Milano   12/4/2000 - 16/4/2000

Spazio Oberdan - Via Vittorio Veneto 2 - Milano


  1. Director: Peter Jones
  2. Scientific Advisor: William J. H. Andrewes, Jonathan Betts, Andrew King
  3. Editor: Eve Gage, Les Filby
  4. Photography: Brian McDiarmant
  5. Music: Dan Jones
  6. Sound: Fraser Barber, Tony Briskham
  7. Producer: David Axelrod
  8. Production: Green Umbrella for WGBH and BBC
  9. United Kingdom
  10. 48 min.
  11. 1999

A best-selling book by Dava Sobel, Longitude tells the story of John Harrison, a humble English carpenter who devoted his entire life to clock-making in an attempt to properly calculate longitude for the first time ever.

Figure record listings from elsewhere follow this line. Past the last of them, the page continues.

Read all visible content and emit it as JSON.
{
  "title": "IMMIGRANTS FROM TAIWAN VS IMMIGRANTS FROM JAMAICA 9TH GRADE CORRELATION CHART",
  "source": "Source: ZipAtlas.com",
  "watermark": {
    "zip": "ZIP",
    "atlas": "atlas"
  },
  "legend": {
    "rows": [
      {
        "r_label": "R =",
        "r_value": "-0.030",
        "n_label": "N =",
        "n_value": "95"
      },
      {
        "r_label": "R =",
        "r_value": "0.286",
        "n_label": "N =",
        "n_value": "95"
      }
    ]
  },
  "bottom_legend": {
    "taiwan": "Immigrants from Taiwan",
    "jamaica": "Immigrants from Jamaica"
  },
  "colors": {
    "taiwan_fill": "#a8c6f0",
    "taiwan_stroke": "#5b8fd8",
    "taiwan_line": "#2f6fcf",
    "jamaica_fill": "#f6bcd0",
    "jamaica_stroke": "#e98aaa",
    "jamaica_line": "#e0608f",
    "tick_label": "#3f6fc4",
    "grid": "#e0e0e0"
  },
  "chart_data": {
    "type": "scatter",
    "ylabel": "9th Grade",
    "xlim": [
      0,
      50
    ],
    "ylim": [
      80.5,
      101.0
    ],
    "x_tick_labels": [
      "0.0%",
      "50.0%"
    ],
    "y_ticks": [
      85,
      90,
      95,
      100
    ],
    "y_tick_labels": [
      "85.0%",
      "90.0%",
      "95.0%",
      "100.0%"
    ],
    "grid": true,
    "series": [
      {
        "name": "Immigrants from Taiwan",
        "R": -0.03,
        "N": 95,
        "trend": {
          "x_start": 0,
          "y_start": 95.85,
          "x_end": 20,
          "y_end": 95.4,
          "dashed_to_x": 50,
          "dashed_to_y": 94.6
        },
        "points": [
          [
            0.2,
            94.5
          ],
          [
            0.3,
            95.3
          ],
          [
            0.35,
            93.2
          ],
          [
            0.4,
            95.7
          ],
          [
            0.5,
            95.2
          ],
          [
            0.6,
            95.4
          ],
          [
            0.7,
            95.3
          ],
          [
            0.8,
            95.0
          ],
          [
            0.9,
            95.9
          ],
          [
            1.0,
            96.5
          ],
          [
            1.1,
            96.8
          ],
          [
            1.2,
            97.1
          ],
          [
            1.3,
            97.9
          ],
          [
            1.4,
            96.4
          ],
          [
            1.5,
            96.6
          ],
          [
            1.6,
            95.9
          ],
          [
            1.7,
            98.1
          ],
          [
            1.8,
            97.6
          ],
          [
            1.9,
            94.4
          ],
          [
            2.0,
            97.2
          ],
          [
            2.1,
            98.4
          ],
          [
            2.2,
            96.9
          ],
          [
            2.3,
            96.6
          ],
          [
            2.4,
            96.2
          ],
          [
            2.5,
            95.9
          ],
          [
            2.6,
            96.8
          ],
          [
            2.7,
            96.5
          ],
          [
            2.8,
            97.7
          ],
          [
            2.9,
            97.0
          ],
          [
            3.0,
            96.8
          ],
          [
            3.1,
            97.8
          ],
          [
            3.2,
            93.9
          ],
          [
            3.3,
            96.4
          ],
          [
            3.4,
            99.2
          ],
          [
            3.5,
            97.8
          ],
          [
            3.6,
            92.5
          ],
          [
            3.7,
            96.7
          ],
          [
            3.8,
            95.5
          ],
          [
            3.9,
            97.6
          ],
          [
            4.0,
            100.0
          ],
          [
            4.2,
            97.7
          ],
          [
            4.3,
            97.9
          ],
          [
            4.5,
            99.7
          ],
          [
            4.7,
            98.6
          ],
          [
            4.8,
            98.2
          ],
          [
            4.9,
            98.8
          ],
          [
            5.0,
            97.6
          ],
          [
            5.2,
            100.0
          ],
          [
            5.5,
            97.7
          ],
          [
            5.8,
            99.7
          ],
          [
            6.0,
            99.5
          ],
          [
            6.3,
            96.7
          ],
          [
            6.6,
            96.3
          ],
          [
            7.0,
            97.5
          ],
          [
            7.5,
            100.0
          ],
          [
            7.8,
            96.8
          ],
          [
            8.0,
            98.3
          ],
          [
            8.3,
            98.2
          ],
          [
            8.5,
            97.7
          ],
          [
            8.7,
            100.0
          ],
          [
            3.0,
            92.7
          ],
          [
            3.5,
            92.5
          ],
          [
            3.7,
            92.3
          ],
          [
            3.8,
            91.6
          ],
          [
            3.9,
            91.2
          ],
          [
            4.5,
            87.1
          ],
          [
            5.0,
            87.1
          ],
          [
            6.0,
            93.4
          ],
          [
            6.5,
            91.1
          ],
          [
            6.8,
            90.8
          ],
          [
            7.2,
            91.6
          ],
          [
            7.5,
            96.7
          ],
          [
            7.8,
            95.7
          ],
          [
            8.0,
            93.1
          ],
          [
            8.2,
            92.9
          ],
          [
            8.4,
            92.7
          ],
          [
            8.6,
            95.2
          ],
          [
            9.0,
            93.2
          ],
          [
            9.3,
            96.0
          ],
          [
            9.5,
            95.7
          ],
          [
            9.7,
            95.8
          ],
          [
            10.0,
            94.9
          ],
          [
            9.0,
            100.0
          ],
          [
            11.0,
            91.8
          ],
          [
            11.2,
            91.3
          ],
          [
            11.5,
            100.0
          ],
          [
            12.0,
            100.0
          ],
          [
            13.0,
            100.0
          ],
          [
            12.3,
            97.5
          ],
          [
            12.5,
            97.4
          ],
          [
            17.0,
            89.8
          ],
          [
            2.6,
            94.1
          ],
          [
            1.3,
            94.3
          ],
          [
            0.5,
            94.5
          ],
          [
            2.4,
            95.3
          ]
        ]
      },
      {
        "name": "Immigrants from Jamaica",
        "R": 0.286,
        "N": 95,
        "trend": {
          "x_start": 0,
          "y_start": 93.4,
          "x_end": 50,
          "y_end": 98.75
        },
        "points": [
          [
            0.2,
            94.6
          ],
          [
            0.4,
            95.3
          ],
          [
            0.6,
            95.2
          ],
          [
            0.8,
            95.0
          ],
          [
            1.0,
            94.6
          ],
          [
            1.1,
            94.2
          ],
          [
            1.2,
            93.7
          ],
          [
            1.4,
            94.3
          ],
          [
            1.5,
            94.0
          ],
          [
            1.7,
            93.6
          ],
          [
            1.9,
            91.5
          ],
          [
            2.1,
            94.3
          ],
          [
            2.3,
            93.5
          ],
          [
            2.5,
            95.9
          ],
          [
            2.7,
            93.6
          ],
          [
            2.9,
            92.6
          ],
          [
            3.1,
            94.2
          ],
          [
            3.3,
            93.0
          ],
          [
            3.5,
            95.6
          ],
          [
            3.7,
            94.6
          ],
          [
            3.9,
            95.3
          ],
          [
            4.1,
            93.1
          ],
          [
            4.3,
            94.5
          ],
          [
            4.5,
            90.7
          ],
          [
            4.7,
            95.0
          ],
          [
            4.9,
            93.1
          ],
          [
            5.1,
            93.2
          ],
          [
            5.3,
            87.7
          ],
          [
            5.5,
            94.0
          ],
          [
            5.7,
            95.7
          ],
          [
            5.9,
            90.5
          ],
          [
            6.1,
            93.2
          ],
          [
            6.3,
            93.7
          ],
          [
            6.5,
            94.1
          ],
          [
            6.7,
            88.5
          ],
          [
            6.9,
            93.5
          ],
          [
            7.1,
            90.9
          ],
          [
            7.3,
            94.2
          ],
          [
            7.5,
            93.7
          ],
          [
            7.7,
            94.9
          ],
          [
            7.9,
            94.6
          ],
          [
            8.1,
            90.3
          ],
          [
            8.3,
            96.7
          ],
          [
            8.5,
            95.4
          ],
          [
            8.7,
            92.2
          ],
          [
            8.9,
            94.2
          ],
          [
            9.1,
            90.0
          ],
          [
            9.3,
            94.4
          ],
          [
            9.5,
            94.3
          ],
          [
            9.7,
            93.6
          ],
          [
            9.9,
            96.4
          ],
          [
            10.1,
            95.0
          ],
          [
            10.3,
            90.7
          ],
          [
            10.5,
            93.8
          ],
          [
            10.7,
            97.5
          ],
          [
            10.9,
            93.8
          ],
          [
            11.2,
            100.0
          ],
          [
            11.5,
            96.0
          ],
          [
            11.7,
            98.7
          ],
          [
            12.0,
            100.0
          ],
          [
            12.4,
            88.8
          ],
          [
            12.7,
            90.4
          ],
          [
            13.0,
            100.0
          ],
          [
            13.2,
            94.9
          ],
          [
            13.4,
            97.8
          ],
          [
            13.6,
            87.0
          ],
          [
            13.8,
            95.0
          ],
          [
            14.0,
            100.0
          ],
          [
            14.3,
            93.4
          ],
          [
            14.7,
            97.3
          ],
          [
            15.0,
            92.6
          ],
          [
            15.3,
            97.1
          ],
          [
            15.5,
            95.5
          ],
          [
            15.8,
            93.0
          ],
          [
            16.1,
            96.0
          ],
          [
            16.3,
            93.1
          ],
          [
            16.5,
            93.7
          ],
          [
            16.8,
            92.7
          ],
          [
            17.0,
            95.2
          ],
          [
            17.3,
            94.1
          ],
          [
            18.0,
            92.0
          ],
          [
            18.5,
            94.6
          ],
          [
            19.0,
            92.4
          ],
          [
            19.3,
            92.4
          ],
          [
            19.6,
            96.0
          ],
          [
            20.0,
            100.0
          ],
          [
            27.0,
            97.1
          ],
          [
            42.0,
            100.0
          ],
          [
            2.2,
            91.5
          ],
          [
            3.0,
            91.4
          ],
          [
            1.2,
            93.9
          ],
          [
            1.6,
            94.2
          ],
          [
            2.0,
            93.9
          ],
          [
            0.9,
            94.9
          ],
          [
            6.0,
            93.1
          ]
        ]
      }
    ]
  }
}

Drawing on that book, this documentary alternates a narrating voice, interviews and fiction scenes to take us back to XVII century England. When 2,000 skilled sailors of Her Majesty's Navy led by Admiral Shovell died in the Scilly Islands shipwreck, the English Parliament decided to bestow a 20,000 pound reward (appr. 6 million pounds today) on whomever could solve the biggest problem of navigation by developing an accurate method to determine longitude at sea.
Amongst the astronomical methods suggested by astronomers and the unusual and sometimes weird solutions put forth by those allured by the huge reward, Harrison always remained faithful to his original idea – a clock made of top-quality raw materials and equipped with gears that would guarantee its utmost accuracy, capable of withstanding the extreme conditions of navigation: changes in atmospheric pressure, a different gravity at different latitudes, dramatic changes in temperature, plus blows and vibrations. After 25 years of hard work, materials study and gear-making that resulted in three not quite satisfactory prototypes called H1, H2 and H3, Harrison finally realized that a smaller timekeeper was the only possible solution and built H4. Despite the fierce opposition of the most distinguished astronomers of the time led by Nevil Maskelyne (who wanted his "lunar clock" to prevail), the accuracy of H4 and the support of King George III allowed Harrison to finally receive the much-desired prize when he was over seventy years old.